My first job out of college was in the accounting office for a construction company. My supervisor regularly told me, "Always keep a paper trail." She obviously lived by this practice, as her filing cabinets were stuffed with old documents and printed emails, and her email inbox was regularly at capacity and she had to ask for more memory. I kept this advice in mind but never really understood the value of it until the day she came under fire for a miscommunication that was going to cost the company $200,000.

After getting out of a meeting, she quickly searched for the subject and other parties involved, and within two minutes, pulled up an email verifying that she wasn't responsible for the error. At that point, she looked at me and said, "That's why you always keep a paper trail." During a contentious situation, it wasn't all those paper files in cabinets she went to for vindication; it was her electronic files she could easily search which showed she wasn't to blame.
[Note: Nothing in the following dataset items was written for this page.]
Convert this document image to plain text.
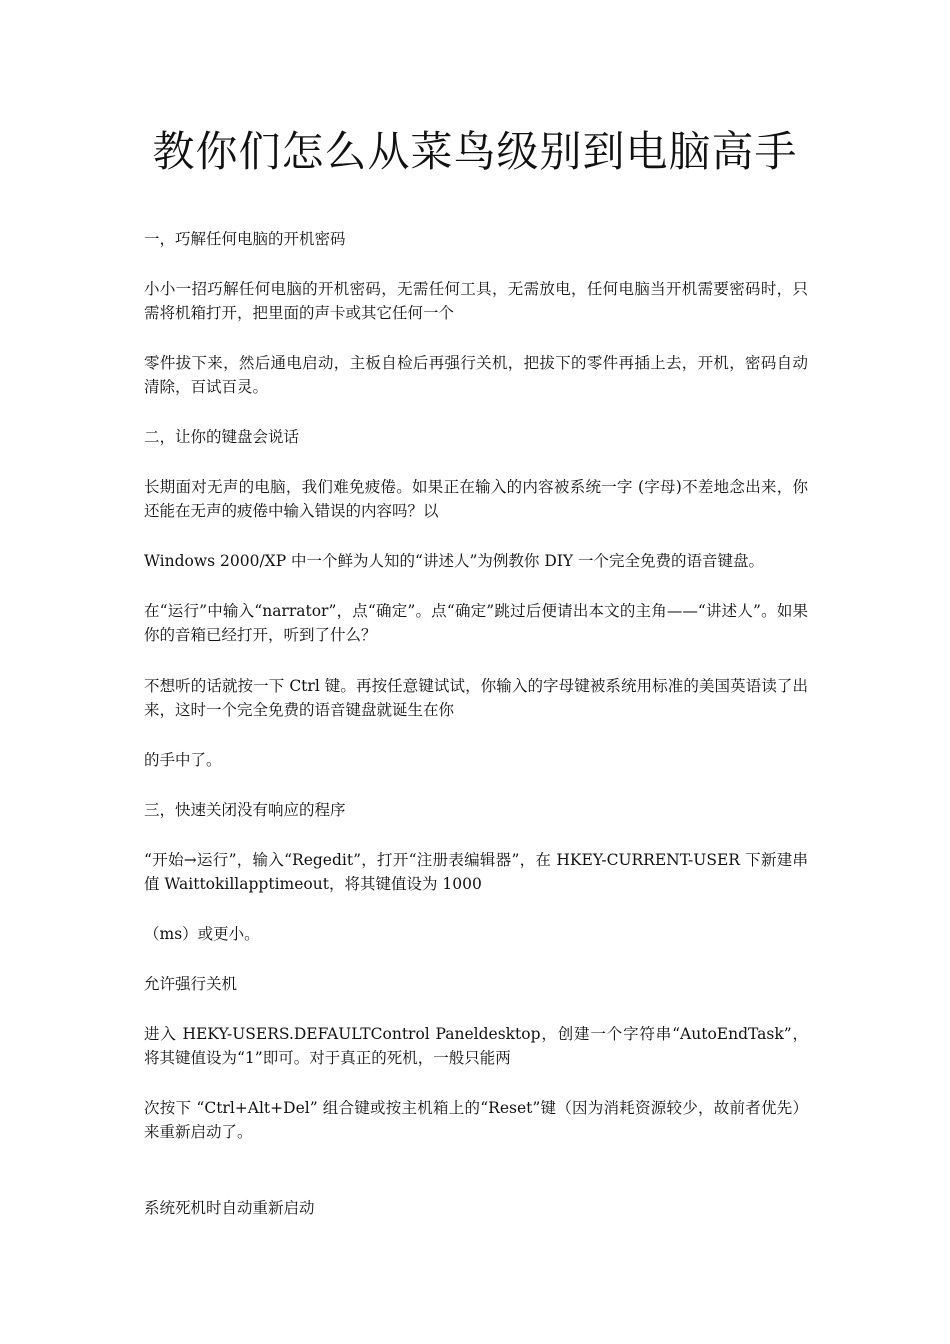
教你们怎么从菜鸟级别到电脑高手

一，巧解任何电脑的开机密码

小小一招巧解任何电脑的开机密码，无需任何工具，无需放电，任何电脑当开机需要密码时，只需将机箱打开，把里面的声卡或其它任何一个

零件拔下来，然后通电启动，主板自检后再强行关机，把拔下的零件再插上去，开机，密码自动清除，百试百灵。

二，让你的键盘会说话

长期面对无声的电脑，我们难免疲倦。如果正在输入的内容被系统一字 (字母)不差地念出来，你还能在无声的疲倦中输入错误的内容吗？以

Windows 2000/XP 中一个鲜为人知的“讲述人”为例教你 DIY 一个完全免费的语音键盘。

在“运行”中输入“narrator”，点“确定”。点“确定”跳过后便请出本文的主角——“讲述人”。如果你的音箱已经打开，听到了什么？

不想听的话就按一下 Ctrl 键。再按任意键试试，你输入的字母键被系统用标准的美国英语读了出来，这时一个完全免费的语音键盘就诞生在你

的手中了。

三，快速关闭没有响应的程序

“开始→运行”，输入“Regedit”，打开“注册表编辑器”，在 HKEY-CURRENT-USER 下新建串值 Waittokillapptimeout，将其键值设为 1000

（ms）或更小。

允许强行关机

进入 HEKY-USERS.DEFAULTControl Paneldesktop，创建一个字符串“AutoEndTask”，将其键值设为“1”即可。对于真正的死机，一般只能两

次按下 “Ctrl+Alt+Del” 组合键或按主机箱上的“Reset”键（因为消耗资源较少，故前者优先）来重新启动了。

系统死机时自动重新启动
The blame game isn't new, particularly in the construction industry. When mistakes or problems occur on a jobsite, or even a completed project, fingers immediately start pointing at anyone who touched the job. The ultimate example of the blame game in the construction industry is when prosecutors hold construction executives and supervisors criminally responsible for accidents.

According to an article, "prosecutors search for evidence of criminality, recklessness or hunger for profit at any expense" to convict defendants. What prosecutors are really looking for is documentation, and in response, the defendants have to find evidence to prove that they weren't negligent. And so the documentation race begins - whoever can get the most documentation the fastest wins.

Whether it's a simple change order or a drastic change to building plans, documenting changes is important, but keeping that documentation in an easy to access location may be vital should a dispute arise. Storing job related materials in binders, spreadsheets, and email folders may be convenient, but if you had to find a document right now, could you?